The tau hypothesis. Several studies have demonstrated that tau hyperphosphorylation and NFT formation are early events in the development of AD. It was found that pTau cannot bind to the microtubules aggregates to NFTs after truncation of the polypeptide chains [76]. NFTs are toxic and shift APP processing to elevated Aβ production. Experiments demonstrated that pTau is a self-propagating protein with a prionoid character, spreading from cell to cell [77]. The tau (or tau-propagation) hypothesis proposes that pTau dissociates from the microtubules and aggregates to NFTs; this process precedes Aβ plaque formation and drives AD development. It was observed that tau pathology in the brain showed a good correlation with cognitive decline. Moreover, the formation of pTau proved to be the common pathway of different, altered molecular signals [70,78]. According to the tau hypothesis, pTau plays a central role in AD and is the diagnostic and therapeutic target of AD research. Indeed, a shift from the physiological to the pathological level of tau was observed in AD synapses [79].

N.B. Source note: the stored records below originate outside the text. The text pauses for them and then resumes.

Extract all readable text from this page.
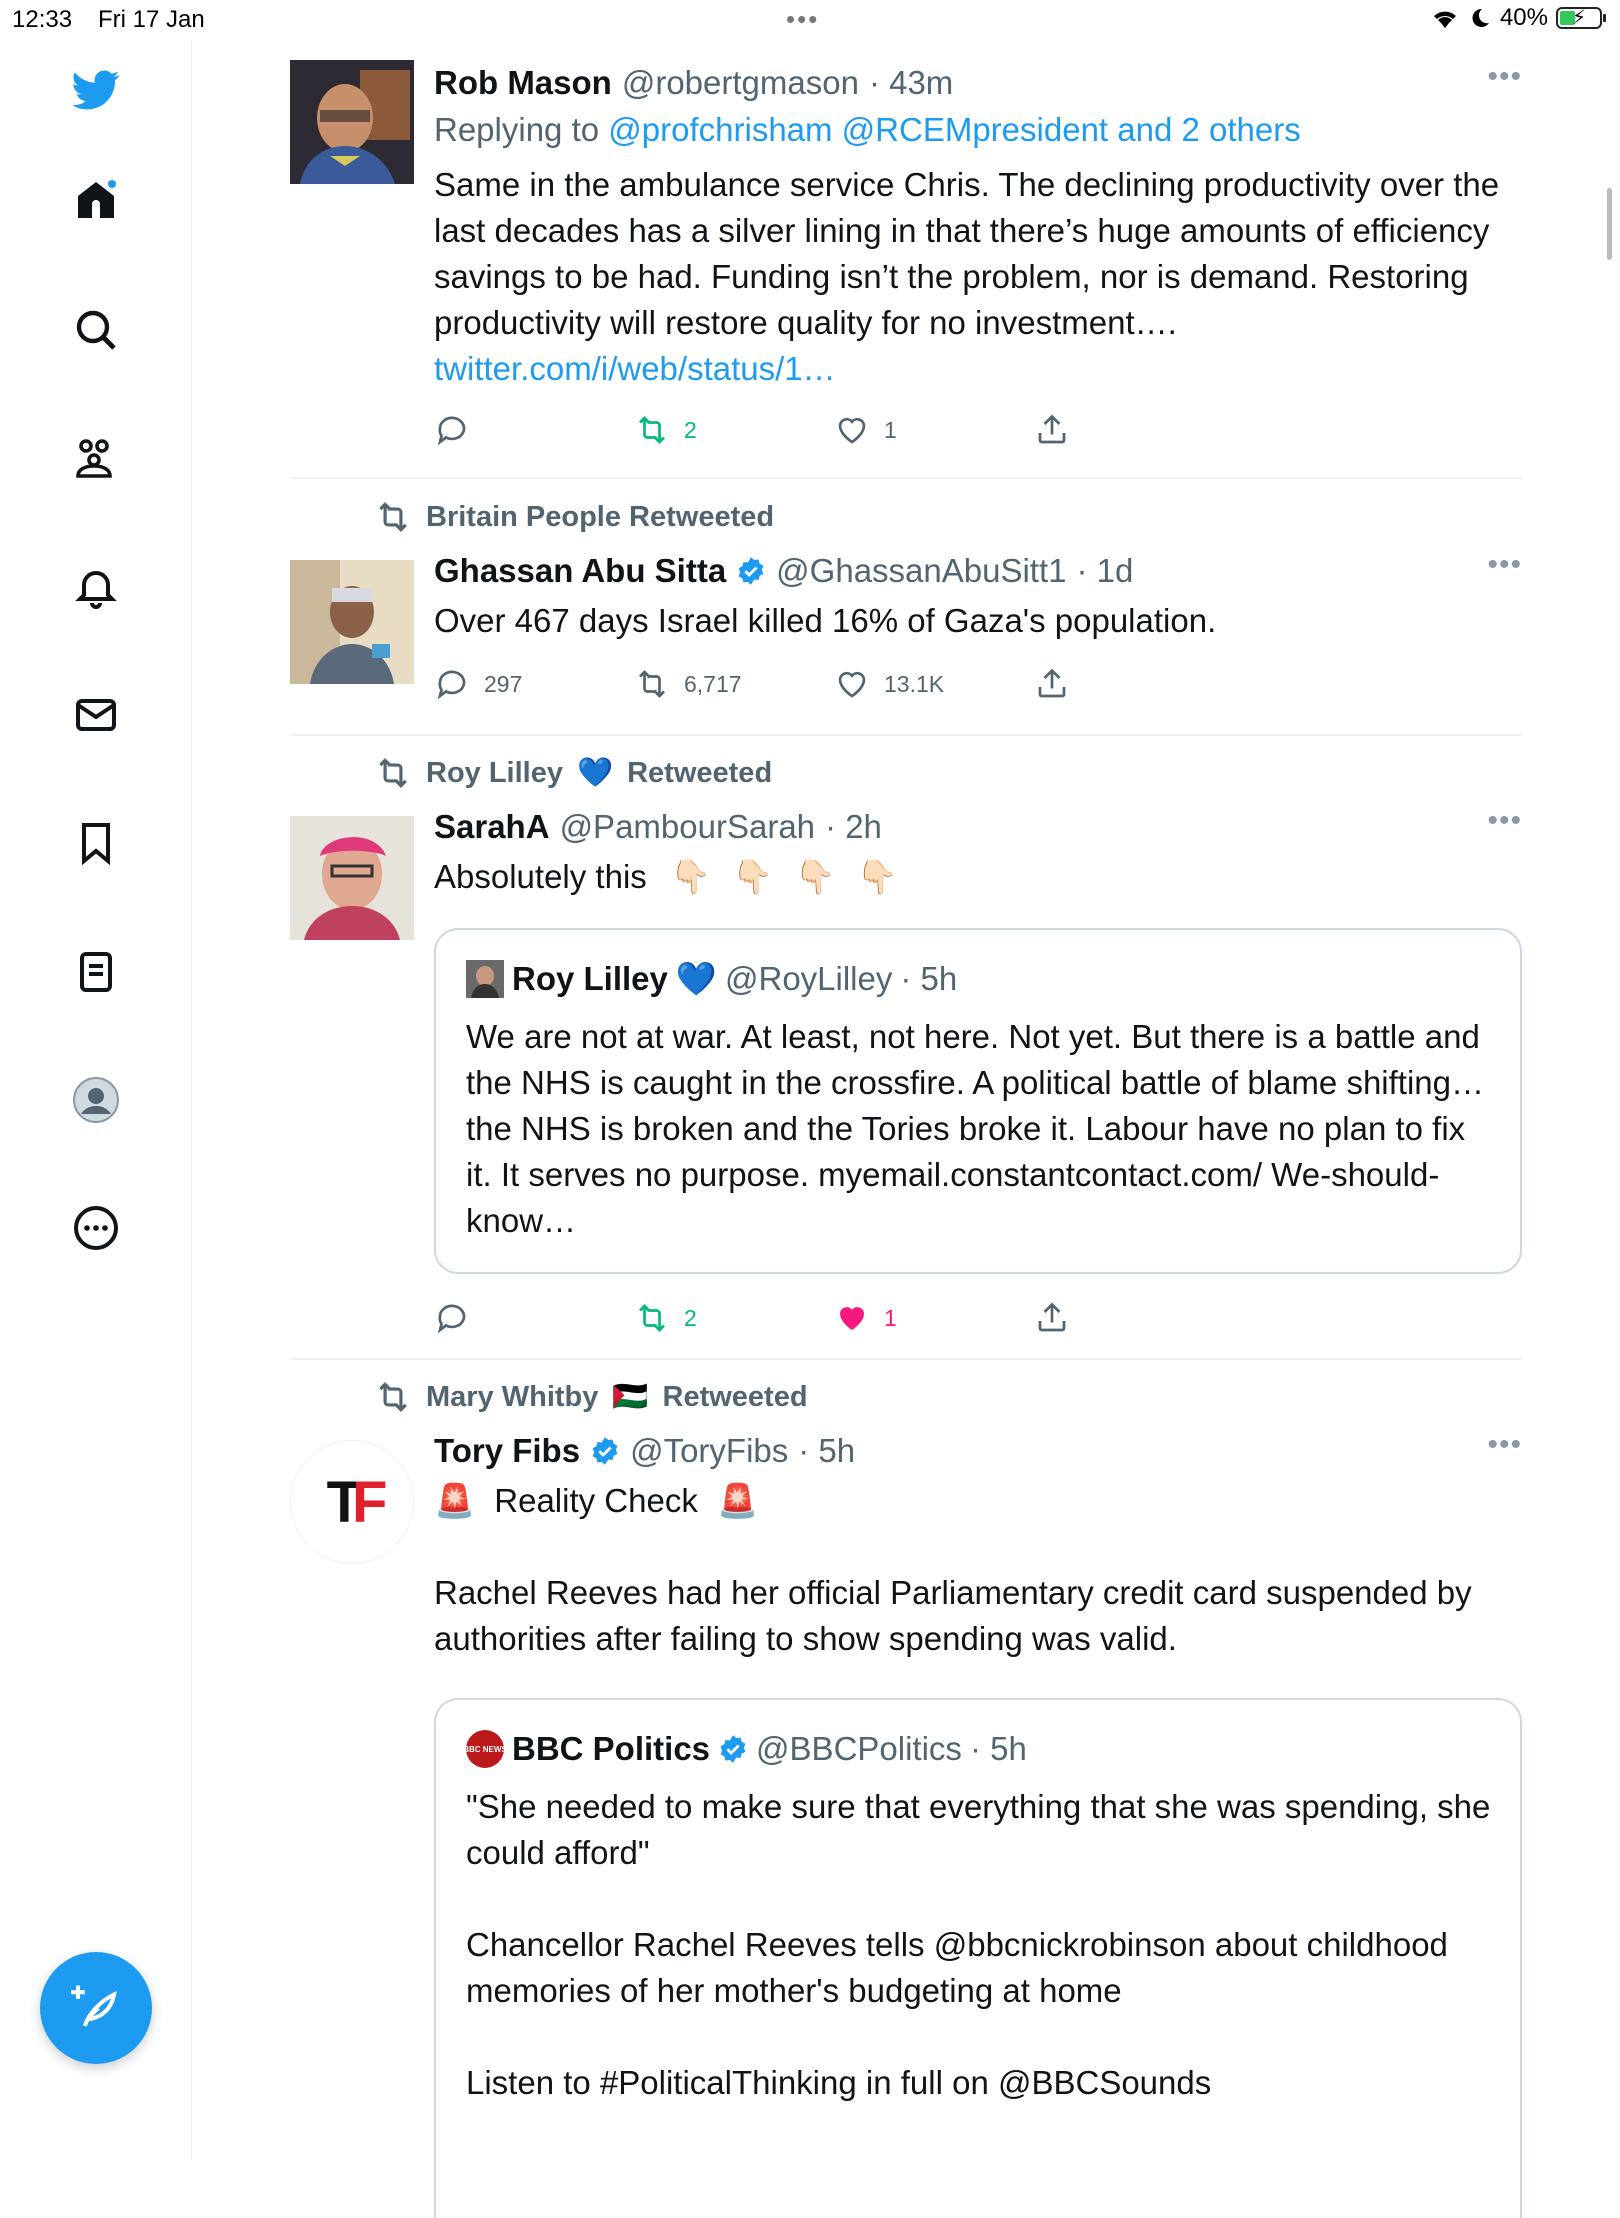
12:33 Fri 17 Jan	•••	40% ⚡
Rob Mason @robertgmason · 43m	•••
Replying to @profchrisham @RCEMpresident and 2 others
Same in the ambulance service Chris. The declining productivity over the last decades has a silver lining in that there’s huge amounts of efficiency savings to be had. Funding isn’t the problem, nor is demand. Restoring productivity will restore quality for no investment….
twitter.com/i/web/status/1…
2	1
Britain People Retweeted
Ghassan Abu Sitta @GhassanAbuSitt1 · 1d	•••
Over 467 days Israel killed 16% of Gaza's population.
297	6,717	13.1K
Roy Lilley 💙 Retweeted
SarahA @PambourSarah · 2h	•••
Absolutely this 👇🏻 👇🏻 👇🏻 👇🏻
Roy Lilley 💙 @RoyLilley · 5h
We are not at war. At least, not here. Not yet. But there is a battle and the NHS is caught in the crossfire. A political battle of blame shifting… the NHS is broken and the Tories broke it. Labour have no plan to fix it. It serves no purpose. myemail.constantcontact.com/ We-should-know…
2	1
Mary Whitby 🇵🇸 Retweeted
TF
Tory Fibs @ToryFibs · 5h	•••
🚨 Reality Check 🚨
Rachel Reeves had her official Parliamentary credit card suspended by authorities after failing to show spending was valid.
BBC NEWS BBC Politics @BBCPolitics · 5h
"She needed to make sure that everything that she was spending, she could afford"
Chancellor Rachel Reeves tells @bbcnickrobinson about childhood memories of her mother's budgeting at home
Listen to #PoliticalThinking in full on @BBCSounds
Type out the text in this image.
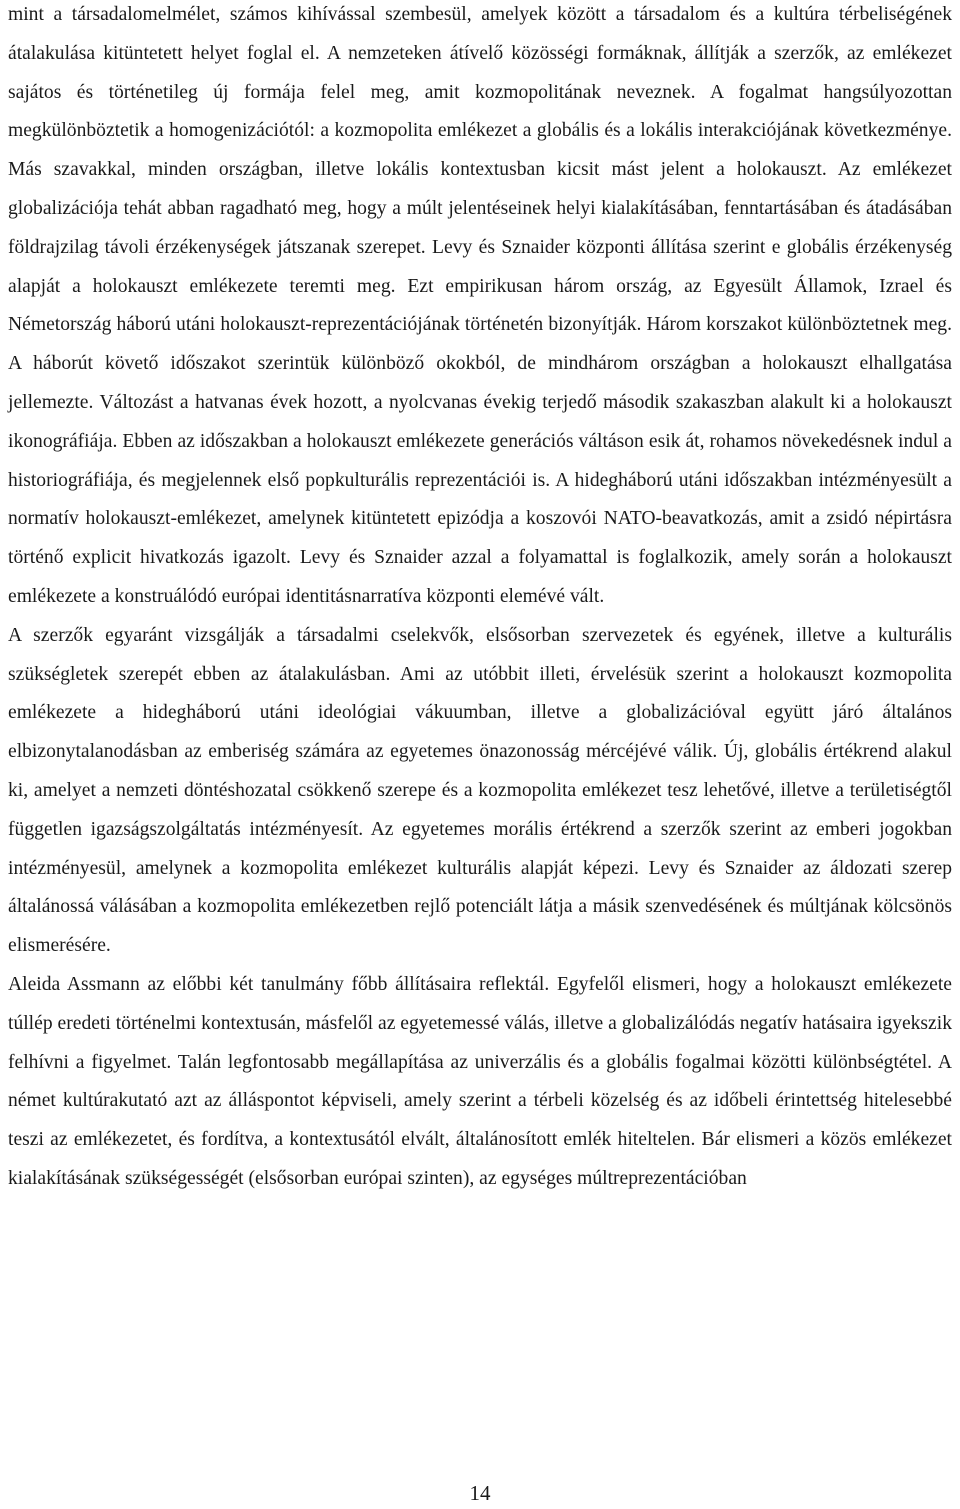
mint a társadalomelmélet, számos kihívással szembesül, amelyek között a társadalom és a kultúra térbeliségének átalakulása kitüntetett helyet foglal el. A nemzeteken átívelő közösségi formáknak, állítják a szerzők, az emlékezet sajátos és történetileg új formája felel meg, amit kozmopolitának neveznek. A fogalmat hangsúlyozottan megkülönböztetik a homogenizációtól: a kozmopolita emlékezet a globális és a lokális interakciójának következménye. Más szavakkal, minden országban, illetve lokális kontextusban kicsit mást jelent a holokauszt. Az emlékezet globalizációja tehát abban ragadható meg, hogy a múlt jelentéseinek helyi kialakításában, fenntartásában és átadásában földrajzilag távoli érzékenységek játszanak szerepet. Levy és Sznaider központi állítása szerint e globális érzékenység alapját a holokauszt emlékezete teremti meg. Ezt empirikusan három ország, az Egyesült Államok, Izrael és Németország háború utáni holokauszt-reprezentációjának történetén bizonyítják. Három korszakot különböztetnek meg. A háborút követő időszakot szerintük különböző okokból, de mindhárom országban a holokauszt elhallgatása jellemezte. Változást a hatvanas évek hozott, a nyolcvanas évekig terjedő második szakaszban alakult ki a holokauszt ikonográfiája. Ebben az időszakban a holokauszt emlékezete generációs váltáson esik át, rohamos növekedésnek indul a historiográfiája, és megjelennek első popkulturális reprezentációi is. A hidegháború utáni időszakban intézményesült a normatív holokauszt-emlékezet, amelynek kitüntetett epizódja a koszovói NATO-beavatkozás, amit a zsidó népirtásra történő explicit hivatkozás igazolt. Levy és Sznaider azzal a folyamattal is foglalkozik, amely során a holokauszt emlékezete a konstruálódó európai identitásnarratíva központi elemévé vált.

A szerzők egyaránt vizsgálják a társadalmi cselekvők, elsősorban szervezetek és egyének, illetve a kulturális szükségletek szerepét ebben az átalakulásban. Ami az utóbbit illeti, érvelésük szerint a holokauszt kozmopolita emlékezete a hidegháború utáni ideológiai vákuumban, illetve a globalizációval együtt járó általános elbizonytalanodásban az emberiség számára az egyetemes önazonosság mércéjévé válik. Új, globális értékrend alakul ki, amelyet a nemzeti döntéshozatal csökkenő szerepe és a kozmopolita emlékezet tesz lehetővé, illetve a területiségtől független igazságszolgáltatás intézményesít. Az egyetemes morális értékrend a szerzők szerint az emberi jogokban intézményesül, amelynek a kozmopolita emlékezet kulturális alapját képezi. Levy és Sznaider az áldozati szerep általánossá válásában a kozmopolita emlékezetben rejlő potenciált látja a másik szenvedésének és múltjának kölcsönös elismerésére.

Aleida Assmann az előbbi két tanulmány főbb állításaira reflektál. Egyfelől elismeri, hogy a holokauszt emlékezete túllép eredeti történelmi kontextusán, másfelől az egyetemessé válás, illetve a globalizálódás negatív hatásaira igyekszik felhívni a figyelmet. Talán legfontosabb megállapítása az univerzális és a globális fogalmai közötti különbségtétel. A német kultúrakutató azt az álláspontot képviseli, amely szerint a térbeli közelség és az időbeli érintettség hitelesebbé teszi az emlékezetet, és fordítva, a kontextusától elvált, általánosított emlék hiteltelen. Bár elismeri a közös emlékezet kialakításának szükségességét (elsősorban európai szinten), az egységes múltreprezentációban

14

Most attempts to develop Aβ-targeted drugs for treating AD ended in failure for many years. As a consequence, an inevitable discussion, or rather a debate, started, whether misfolded Aβ or tau amyloids are the culprits, upstream pathogenic causes for driving AD progress. The problems of the amyloid hypothesis in understanding the pathomechanism of LOAD led to a change in the target of drug research from Aβ to tau. However, the experiments with the GSK-3 enzyme inhibitors, such as tideglusib and anti-aggregating agents (methylene blue derivatives: Trx0014 and LMTM), resulted in controversial results, and, thus, did not support the tau hypothesis. As Aβ and tau have neuroprotective effects, it is possible that their overproduction is only a protective response to cellular stress and damage.

Several research groups tried to unify the two hypotheses [79,80,81]. The “dual pathway hypothesis” of Small and Duff tried to reconcile the two hypotheses. Other research groups “revitalized” the tau hypothesis and provided an integrative model of AD pathogenesis [82]. However, the debate has not ended yet.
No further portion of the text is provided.